I'd sometimes want to go hide somewhere and cry in the middle of the day, but couldn't even go into the toilets because being in a men's toilet with (ew) guys urinating in a trough just made me feel worse.

I remember wandering around the suburbs with a friend during our high school years, and passing through the girls school - the sister school to our own. I remember seeing all those buildings and desperately wishing I could go there instead.

When school friends would talk about girls they liked - objectifying them and discussing them as conquests or 'prizes', I felt so absolutely disgusted. Especially because most of them would clearly fall in love with girls, and yet were seemingly trained out of admitting any feelings that they'd so often just slip into sexist, gross commentary on their bodies.

I remember, a few years later, watching American Pie and thinking it was very, very unrealistic. Those boys were very, very respectful of women by comparison.

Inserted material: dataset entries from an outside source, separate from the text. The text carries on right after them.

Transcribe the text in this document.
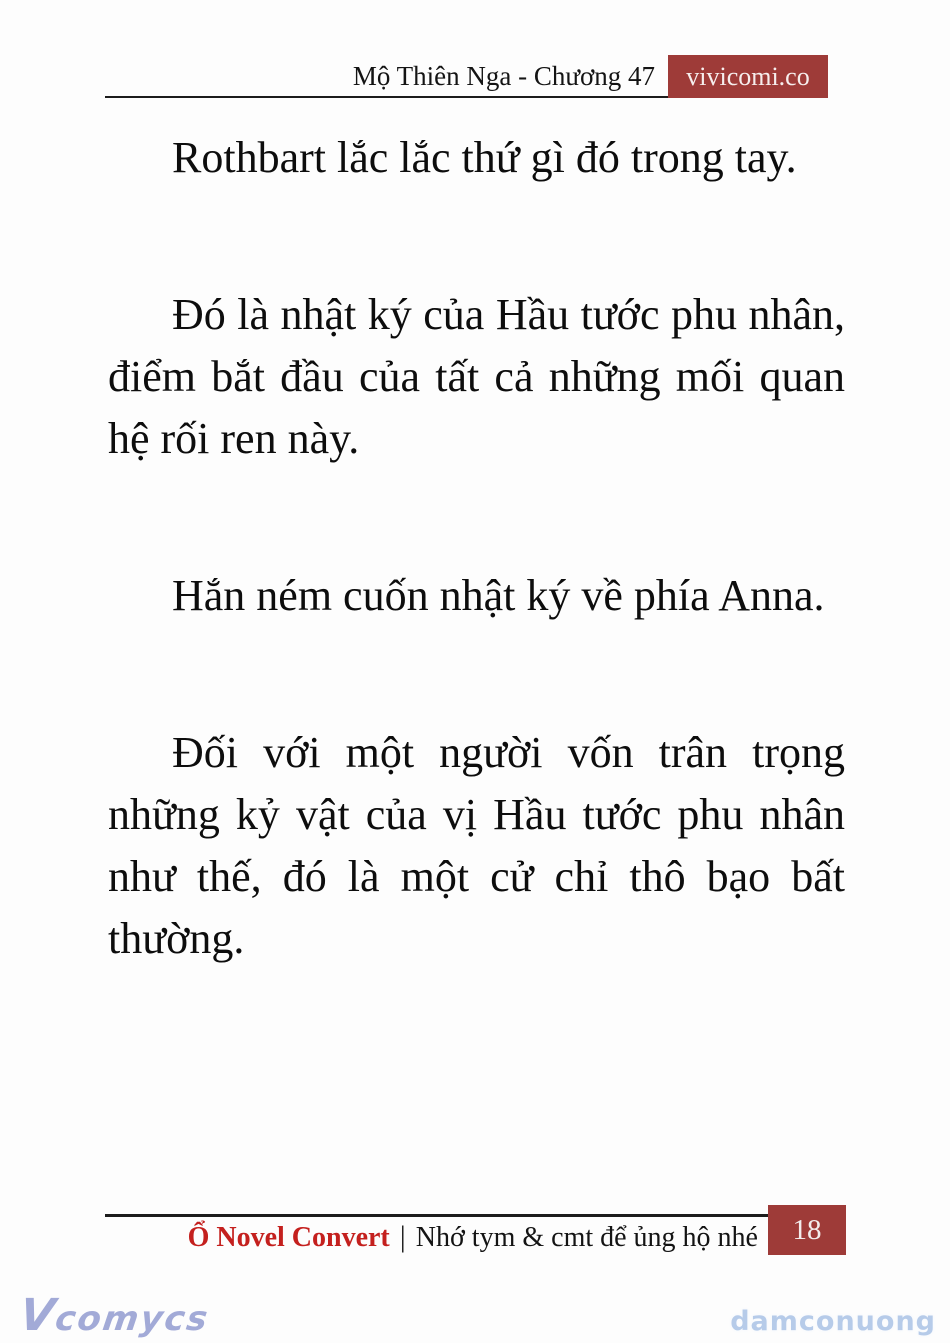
Mộ Thiên Nga - Chương 47	vivicomi.co

Rothbart lắc lắc thứ gì đó trong tay.

Đó là nhật ký của Hầu tước phu nhân, điểm bắt đầu của tất cả những mối quan hệ rối ren này.

Hắn ném cuốn nhật ký về phía Anna.

Đối với một người vốn trân trọng những kỷ vật của vị Hầu tước phu nhân như thế, đó là một cử chỉ thô bạo bất thường.

Ổ Novel Convert | Nhớ tym & cmt để ủng hộ nhé	18
Vcomycs	damconuong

To this day I have trouble trusting men, as my early experiences post-puberty with men were watching them say absolutely horrible things about women. I hated it then, and it's hard not to occasionally dwell now on them saying similar things about me.

That isn't to say that I thought (or think) that high school girls are clearly saints, of course - but I never interacted with any, for the most part, outside of a few close friends I had later on.

So I'm left with awful, awful experiences almost entirely focused on the way young men treated young women.

But somehow, I hadn't thought back to this all and made any sense of it until recently.

I think I was just trying not to think too much about it, as despite meeting a few good friends, for the most part high school was the worst time of my life, bar nothing. One of the few times I actively contemplated self-harm - even how I'd do it.

The only thing that stopped me was fear of failing and having to explain myself.